Unpublished Disposition
NOTICE: Sixth Circuit Rule 24(c) states that citation of unpublished dispositions is disfavored except for establishing res judicata, estoppel, or the law of the case and requires service of copies of cited unpublished dispositions of the Sixth Circuit.

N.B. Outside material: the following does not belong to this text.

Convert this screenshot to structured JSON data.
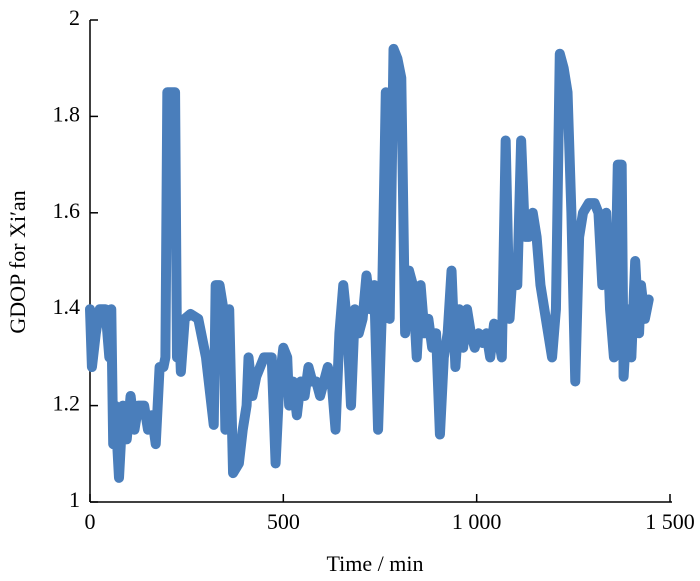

EARL J. BOURGUIN, PLAINTIFF-APPELLANT,
v.
PROPHET FOODS COMPANY, PRESENTLY GREYHOUND FOOD MANAGEMENT,
INC., A MICHIGAN CORPORATION, JOHN WILLIAMS VENDING MANAGER,
NICK ZLONTEVICZ, DISTRICT MANAGER, UNITED CATERING,
RESTAURANT BAR AND HOTEL WORKERS, LOCAL 1064, RWDSU,
AFL-CIO, CHARLES MARCH, GRIEVANCE REPRESENTATIVE, AND PAUL
DOMENY, LOCAL 1064, GENERAL SECRETARY, DEFENDANTS-APPELLEES.

NO. 83-1248

United States Court of Appeals, Sixth Circuit.

6/7/85

E.D.Mich.

AFFIRMED

ORDER

BEFORE: KENNEDY and WELLFORD, Circuit Judges; and WEICK, Senior Circuit Judge.

1

The plaintiff appeals the summary judgment for the defendants in this hybrid action for wrongful discharge under Sec. 301 of the Labor Management Relations Act, 29 U.S.C. Sec. 185, and for breach of the Union's duty of fair representation. The appeal was referred to this panel pursuant to Rule 9(a), Rules of the Sixth Circuit. Upon examination of the record and briefs, this panel agrees unanimously that oral argument is not needed. Rule 34(a), Federal Rules of Appellate Procedure.

2

The plaintiff was discharged from his employment with defendant Prophet Foods Company on January 22, 1981. He filed a grievance which the Union pursued to arbitration. The arbitrator issued a decision on July 29, 1981 sustaining the discharge and thereby ending the grievance proceedings.

3

The present action was filed in state court on May 6, 1982. Upon having the action removed to federal district court, the defendants moved for summary judgment on grounds the complaint was not filed within the applicable six-month statute of limitations found in Sec. 10(b) of the National Labor Relations Act, 29 U.S.C. Sec. 160(b). The district court agreed and entered summary judgment for the defendants. This timely appeal followed the denial of a motion for rehearing.

4

The plaintiff argues on appeal that the district court erred in applying a six-month statute of limitations to his action. This issue is now controlled by the Supreme Court's decision in Del Costello v. International Brotherhood of Teamsters, 462 U.S. 151 (1983), which held Sec. 10(b) applicable to all hybrid Sec. 301/unfair representation actions. In Smith v. General Motors Corp., 747 F.2d 372 (6th Cir. 1984) (en banc), this Court held the Del Costello decision was to be given retroactive effect.

5

In this case, the plaintiff filed his complaint over eight months after his cause of action accrued. He asserts no acts by the defendants which would have caused the running of the statute of limitations to be tolled. His action is time-barred. Therefore,

6

It is ORDERED that the district court's judgment of October 14, 1982 be and it hereby is affirmed. Rule 9(d)(3), Rules of the Sixth Circuit.